Salvatore Candido, EBRD director for the Baltic states, pointed out the significance of the agreement in light of Lithuania's forthcoming accession to the European Union, which will exert increased pressure on local companies to maintain and improve their competitiveness, especially with a number of western companies, notably Kesko and ICA, already active in the Baltic region.
Ignas Staškeviius, general manager of VP Market, said: "This agreement is important for us not only financially, but also as recognition of our standing in the market place. The loan from a bank like the EBRD shows the transparency, stability and reliability of our company's activities."
The Lithuanian food retail market has in recent years experienced a transformation from individual shops and kiosks to a market characterised by organised retail development, in no small part due to the arrival of western groups.

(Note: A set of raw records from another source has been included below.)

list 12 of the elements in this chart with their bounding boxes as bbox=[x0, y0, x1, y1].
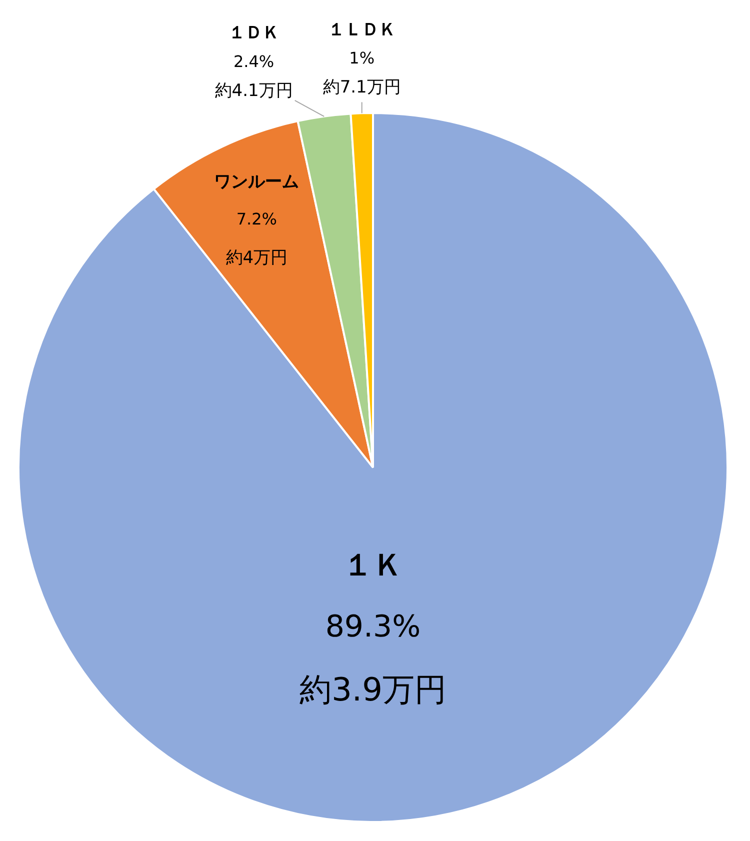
text: 約4万円 bbox=[226, 248, 288, 268]
slice-label: ワンルーム bbox=[214, 172, 300, 192]
slice-label: １ＬＤＫ bbox=[328, 20, 396, 40]
data-label: 1% bbox=[349, 48, 375, 68]
slice-label: １ＤＫ bbox=[228, 23, 280, 44]
text: 約7.1万円 bbox=[322, 78, 401, 98]
slice-label: １Ｋ bbox=[343, 548, 403, 583]
text: 約4.1万円 bbox=[214, 80, 293, 101]
data-label: 89.3% bbox=[325, 609, 421, 644]
data-label: 7.2% bbox=[236, 210, 277, 229]
data-label: 2.4% bbox=[233, 52, 274, 71]
text: 約3.9万円 bbox=[300, 670, 446, 708]
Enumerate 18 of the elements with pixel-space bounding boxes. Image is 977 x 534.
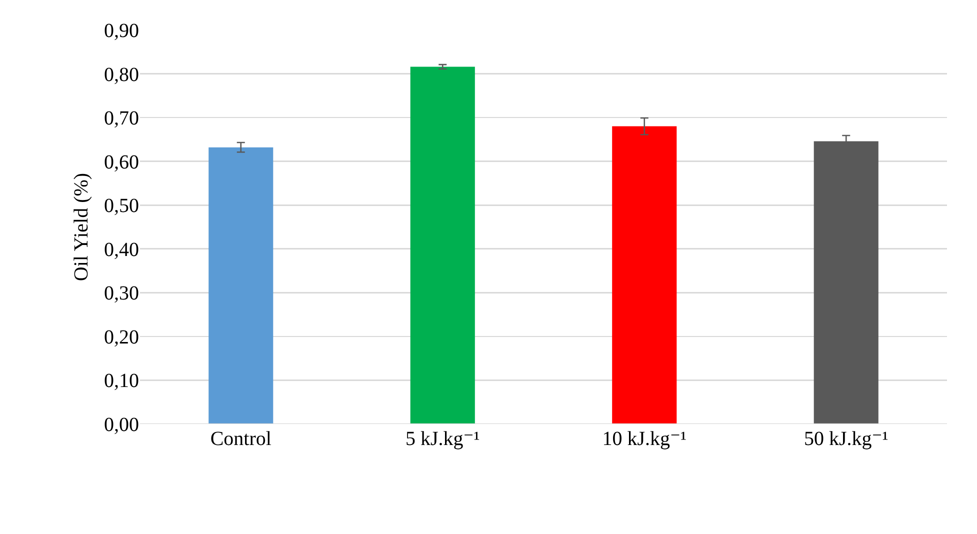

Other principal drivers of growth in the retail sector have been recent strong GDP growth, changing consumer tastes towards higher quality products, better customer service and convenience.
VP Market is already making waves, and not just in Lithuania. In neighbouring Latvia, for example, it was recently criticised by rival Kesko for an advertising campaign comparing prices between the two chains.
The ad claimed that VP Market's T-Market store was cheaper than Kesko's SuperNetto discount chain across a broad basket of goods, but Kesko refuted this, pointing out that the price comparison was not for identical products.